Civil Forfeiture {¶ 89} Appellants' final assignment of error is based on their belief that they did not violate any aspect of R.C. 121.22. Since I conclude the trial court failed to properly notify the news media of the February 27th meeting, I would find this assignment of error is meritless.

{¶ 90} R.C. 121.2(I) provides the penalties for violating R.C. 121.22.

{¶ 91} "(I)(1) Any person may bring an action to enforce this section. An action under division (I)(1) of this section shall be brought within two years after the date of the alleged violation or threatened violation. Upon proof of a violation or threatened violation of this section in an action brought by any person, the court of common pleas shall issue an injunction to compel the members of the public body to comply with its provisions.

{¶ 92} "(2)(a) If the court of common pleas issues an injunction pursuant to division (I)(1) of this section, the court shall order the public body that it enjoins to pay a civil forfeiture of five hundred dollars to the party that sought the injunction and shall award to that party all court costs and, subject to reduction as described in division (I)(2) of this section, reasonable attorney's fees. The court, in its discretion, may reduce an award of attorney's fees to the party that sought the injunction or not award attorney's fees to that party if the court determines both of the following:

{¶ 93} "(i) That, based on the ordinary application of statutory law and case law as it existed at the time of violation or threatened violation that was the basis of the injunction, a well-informed public body reasonably would believe that the public body was not violating or threatening to violate this section;

{¶ 94} "(ii) That a well-informed public body reasonably would believe that the conduct or threatened conduct that was the basis of the injunction would serve the public policy that underlies the authority that is asserted as permitting that conduct or threatened conduct." R.C. 121.22(I).

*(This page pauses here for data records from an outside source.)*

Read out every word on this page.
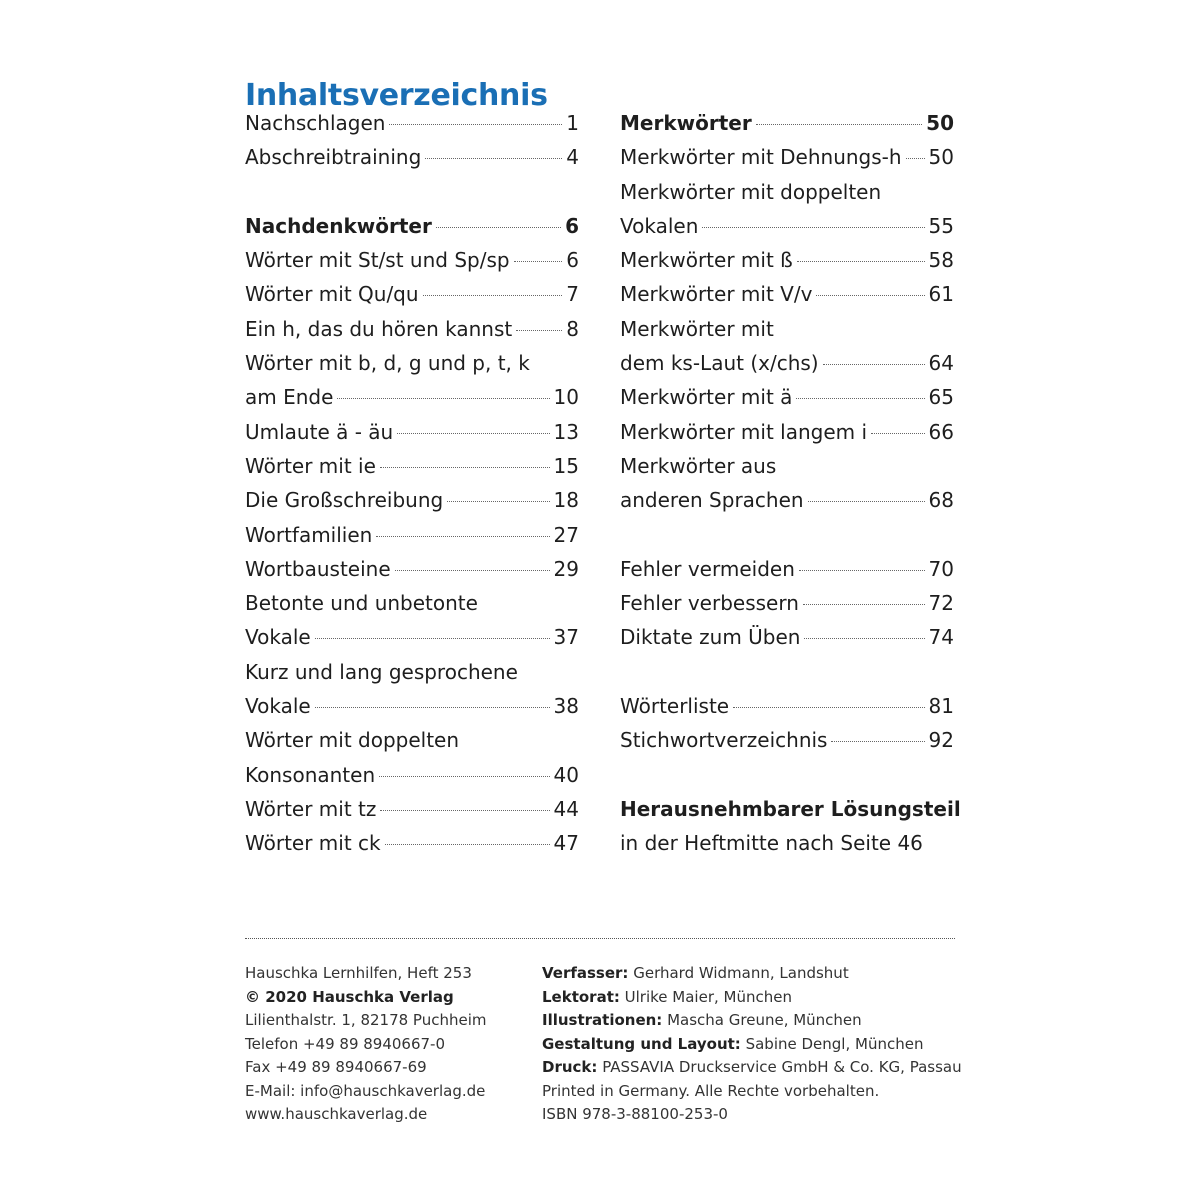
Inhaltsverzeichnis
Nachschlagen	1
Abschreibtraining	4
Nachdenkwörter	6
Wörter mit St/st und Sp/sp	6
Wörter mit Qu/qu	7
Ein h, das du hören kannst	8
Wörter mit b, d, g und p, t, k
am Ende	10
Umlaute ä - äu	13
Wörter mit ie	15
Die Großschreibung	18
Wortfamilien	27
Wortbausteine	29
Betonte und unbetonte
Vokale	37
Kurz und lang gesprochene
Vokale	38
Wörter mit doppelten
Konsonanten	40
Wörter mit tz	44
Wörter mit ck	47
Merkwörter	50
Merkwörter mit Dehnungs-h 50
Merkwörter mit doppelten
Vokalen	55
Merkwörter mit ß	58
Merkwörter mit V/v	61
Merkwörter mit
dem ks-Laut (x/chs)	64
Merkwörter mit ä	65
Merkwörter mit langem i	66
Merkwörter aus
anderen Sprachen	68
Fehler vermeiden	70
Fehler verbessern	72
Diktate zum Üben	74
Wörterliste	81
Stichwortverzeichnis	92
Herausnehmbarer Lösungsteil
in der Heftmitte nach Seite 46
Hauschka Lernhilfen, Heft 253
© 2020 Hauschka Verlag
Lilienthalstr. 1, 82178 Puchheim
Telefon +49 89 8940667-0
Fax +49 89 8940667-69
E-Mail: info@hauschkaverlag.de
www.hauschkaverlag.de
Verfasser: Gerhard Widmann, Landshut
Lektorat: Ulrike Maier, München
Illustrationen: Mascha Greune, München
Gestaltung und Layout: Sabine Dengl, München
Druck: PASSAVIA Druckservice GmbH & Co. KG, Passau
Printed in Germany. Alle Rechte vorbehalten.
ISBN 978-3-88100-253-0
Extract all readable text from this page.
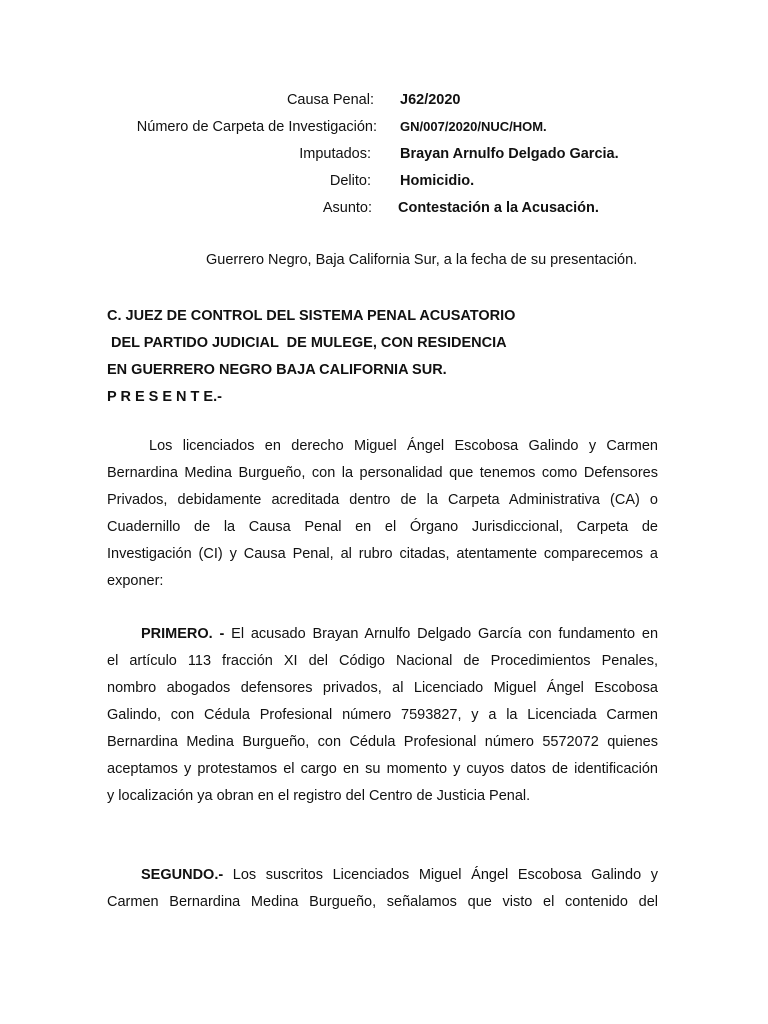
Causa Penal: J62/2020
Número de Carpeta de Investigación: GN/007/2020/NUC/HOM.
Imputados: Brayan Arnulfo Delgado Garcia.
Delito: Homicidio.
Asunto: Contestación a la Acusación.
Guerrero Negro, Baja California Sur, a la fecha de su presentación.
C. JUEZ DE CONTROL DEL SISTEMA PENAL ACUSATORIO
DEL PARTIDO JUDICIAL  DE MULEGE, CON RESIDENCIA
EN GUERRERO NEGRO BAJA CALIFORNIA SUR.
P R E S E N T E.-
Los licenciados en derecho Miguel Ángel Escobosa Galindo y Carmen
Bernardina Medina Burgueño, con la personalidad que tenemos como Defensores
Privados, debidamente acreditada dentro de la Carpeta Administrativa (CA) o
Cuadernillo de la Causa Penal en el Órgano Jurisdiccional, Carpeta de
Investigación (CI) y Causa Penal, al rubro citadas, atentamente comparecemos a
exponer:
PRIMERO. - El acusado Brayan Arnulfo Delgado García con fundamento en
el artículo 113 fracción XI del Código Nacional de Procedimientos Penales,
nombro abogados defensores privados, al Licenciado Miguel Ángel Escobosa
Galindo, con Cédula Profesional número 7593827, y a la Licenciada Carmen
Bernardina Medina Burgueño, con Cédula Profesional número 5572072 quienes
aceptamos y protestamos el cargo en su momento y cuyos datos de identificación
y localización ya obran en el registro del Centro de Justicia Penal.
SEGUNDO.- Los suscritos Licenciados Miguel Ángel Escobosa Galindo y
Carmen Bernardina Medina Burgueño, señalamos que visto el contenido del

{¶ 95} Since I would affirm the trial court's decision to issue an injunction regarding the February 27th meeting, I would also affirm the civil forfeiture since it is mandated by statute.

Executive Session {¶ 96} The majority concludes that Wolf failed to point to any evidence which would indicate a violation of R.C. 121.22(G). Thus, it concludes that he failed to bear his burden of proving that there is a genuine issue of material fact regarding whether or not the Board properly entered executive session at the April 5th meeting. I disagree. Although the Board's minutes state that it went into executive session "for the purposes of superintendent search", Wolf's answers to interrogatories state that the Board did not indicate why it was entering executive session before it went into executive session. In addition, Wolf produced a tape recording purporting to be of the April 5th meeting and he argues that tape proves that his allegations are correct. Wolf's evidence conflicts with that produced by the Board on this issue, so there is a genuine issue of material fact on this issue. It was improper for the trial court to grant summary judgment to Wolf on this issue and it is improper for the majority to grant summary judgment to the Board on this issue. Thus, I would remand the matter for further proceedings regarding the April 5, 2002 meeting.